Publicada quando Irène Némirovsky contava apenas com 28 anos, As Moscas de Outono confirma o motivo pelo qual a autora foi tão justamente considerada «sucessora de Dostoievski» e aprendiz de Tolstói.
Como tantas famílias nobres, aquando da Revolução Russa, os Karine veem-se obrigados ao exílio e a sobreviver despojados da opulência e luxo que outrora os rodeava. Em Paris, onde acabam por se instalar ao cabo de algum tempo de fuga, sem dinheiro, perdido o rumo, um filho e todo o estatuto social, são como moscas de outono, tão longe do sítio onde nasceram e voando «contra os vidros, arrastando as asas mortas».
Tatiana, velha ama e empregada de todas as horas, segue-os para o exílio depois de longamente lhes ter guardado a casa: «Nunca se haviam de esquecer do momento em que ela bateu à porta, quando a viram aparecer com o seu ar macilento e sereno, a trouxa às costas, os diamantes golpeando as pernas exaustas.» É ela a verdadeira gema desta narrativa, o corpo do passado que todos querem à força esquecer. Tatiana, porém, naquela cidade a que não consegue tomar o pulso, que não tem a temperatura corporal a que ela estava habituada, não sabe fazer outra coisa que não rememorar. É que ali é ela quem se sente mais perdida.

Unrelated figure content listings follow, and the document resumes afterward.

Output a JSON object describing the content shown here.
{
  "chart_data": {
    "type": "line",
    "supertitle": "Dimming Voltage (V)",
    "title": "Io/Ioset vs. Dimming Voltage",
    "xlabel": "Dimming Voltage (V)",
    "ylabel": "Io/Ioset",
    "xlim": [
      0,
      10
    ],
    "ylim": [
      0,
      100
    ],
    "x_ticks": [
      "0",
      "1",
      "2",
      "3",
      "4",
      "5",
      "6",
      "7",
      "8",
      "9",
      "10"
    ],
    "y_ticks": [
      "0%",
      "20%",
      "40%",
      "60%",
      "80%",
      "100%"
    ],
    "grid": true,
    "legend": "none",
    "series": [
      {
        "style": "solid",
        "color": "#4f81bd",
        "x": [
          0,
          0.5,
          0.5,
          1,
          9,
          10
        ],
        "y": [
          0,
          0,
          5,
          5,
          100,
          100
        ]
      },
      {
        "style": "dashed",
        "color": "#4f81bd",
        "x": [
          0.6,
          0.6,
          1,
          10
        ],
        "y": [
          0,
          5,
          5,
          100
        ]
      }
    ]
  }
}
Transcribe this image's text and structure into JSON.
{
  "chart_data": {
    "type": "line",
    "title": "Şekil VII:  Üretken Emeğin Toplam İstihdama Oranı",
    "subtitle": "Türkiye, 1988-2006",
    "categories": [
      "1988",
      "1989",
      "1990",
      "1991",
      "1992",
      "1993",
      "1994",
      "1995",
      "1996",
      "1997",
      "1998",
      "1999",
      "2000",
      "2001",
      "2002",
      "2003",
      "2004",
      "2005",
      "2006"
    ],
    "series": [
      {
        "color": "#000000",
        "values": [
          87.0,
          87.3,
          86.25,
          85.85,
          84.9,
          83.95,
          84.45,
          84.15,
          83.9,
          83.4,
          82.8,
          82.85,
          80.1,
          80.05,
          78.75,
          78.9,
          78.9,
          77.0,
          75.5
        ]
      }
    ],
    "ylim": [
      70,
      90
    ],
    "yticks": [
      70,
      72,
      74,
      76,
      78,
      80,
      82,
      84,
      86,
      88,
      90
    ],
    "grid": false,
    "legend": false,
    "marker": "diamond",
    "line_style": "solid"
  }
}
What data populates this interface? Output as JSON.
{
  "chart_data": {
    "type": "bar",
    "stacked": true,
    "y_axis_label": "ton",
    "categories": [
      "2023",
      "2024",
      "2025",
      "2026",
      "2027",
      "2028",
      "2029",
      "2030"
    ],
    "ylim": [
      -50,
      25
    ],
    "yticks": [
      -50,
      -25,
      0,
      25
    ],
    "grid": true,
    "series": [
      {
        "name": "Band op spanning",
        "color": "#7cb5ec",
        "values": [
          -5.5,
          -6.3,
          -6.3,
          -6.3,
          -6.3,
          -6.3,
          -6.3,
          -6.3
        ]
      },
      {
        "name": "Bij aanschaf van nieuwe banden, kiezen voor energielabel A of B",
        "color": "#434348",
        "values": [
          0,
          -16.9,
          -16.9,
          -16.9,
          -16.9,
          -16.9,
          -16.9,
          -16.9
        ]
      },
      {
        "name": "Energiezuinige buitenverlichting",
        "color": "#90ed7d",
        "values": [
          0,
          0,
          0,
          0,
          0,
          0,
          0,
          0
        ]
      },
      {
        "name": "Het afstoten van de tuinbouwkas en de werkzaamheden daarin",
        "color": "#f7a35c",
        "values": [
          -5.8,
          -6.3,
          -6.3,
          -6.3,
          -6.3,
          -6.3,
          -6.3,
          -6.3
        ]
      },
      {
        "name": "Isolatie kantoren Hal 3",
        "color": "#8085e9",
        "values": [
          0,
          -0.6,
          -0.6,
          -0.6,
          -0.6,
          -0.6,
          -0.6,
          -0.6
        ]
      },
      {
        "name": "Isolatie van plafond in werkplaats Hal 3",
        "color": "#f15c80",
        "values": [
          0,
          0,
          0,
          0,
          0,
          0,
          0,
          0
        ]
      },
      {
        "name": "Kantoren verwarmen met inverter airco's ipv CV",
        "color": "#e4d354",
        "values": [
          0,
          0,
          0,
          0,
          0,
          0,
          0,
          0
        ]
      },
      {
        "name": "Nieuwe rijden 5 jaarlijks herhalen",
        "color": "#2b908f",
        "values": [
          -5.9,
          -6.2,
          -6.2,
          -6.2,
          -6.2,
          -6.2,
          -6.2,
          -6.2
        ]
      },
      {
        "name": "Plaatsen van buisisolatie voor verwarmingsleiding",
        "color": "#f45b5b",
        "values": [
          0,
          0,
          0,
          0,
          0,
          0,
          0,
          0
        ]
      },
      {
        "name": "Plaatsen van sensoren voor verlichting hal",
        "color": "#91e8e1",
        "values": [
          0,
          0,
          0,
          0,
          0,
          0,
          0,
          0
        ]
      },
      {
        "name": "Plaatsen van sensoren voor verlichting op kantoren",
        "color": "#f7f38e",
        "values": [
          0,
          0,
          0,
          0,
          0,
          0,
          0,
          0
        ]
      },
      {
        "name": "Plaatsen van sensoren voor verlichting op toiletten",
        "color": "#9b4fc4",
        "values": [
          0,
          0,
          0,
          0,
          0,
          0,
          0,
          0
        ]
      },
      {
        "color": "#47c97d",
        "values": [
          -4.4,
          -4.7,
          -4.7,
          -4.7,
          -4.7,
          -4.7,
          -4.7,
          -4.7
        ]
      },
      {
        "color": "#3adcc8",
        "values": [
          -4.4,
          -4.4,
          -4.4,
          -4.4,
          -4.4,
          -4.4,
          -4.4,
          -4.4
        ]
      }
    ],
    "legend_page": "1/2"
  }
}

Por isso, busca a neve como ponto cardeal, o manto branco, a morte que precede a renovação, a pureza acutilante do gelo, mas o que encontra é só «uma película fina de pó, uniforme, que […] cobre os objetos» e «pesadas gotas de chuva a escorrer nos vidros como uma torrente de lágrimas».
Narrativa belíssima sobre a memória, a saudade de um tempo mas principalmente de um lugar, este relato sobre a decadência de uma família, as metamorfoses de um país e a resiliência de todo o ser humano mostra-nos como um coração forçado toda a vida a cuidar dos outros deixa de saber distinguir servos e amos, porque se deu de beber em afeto como leite.
É ler para entender que grandes obras não se medem em linhas.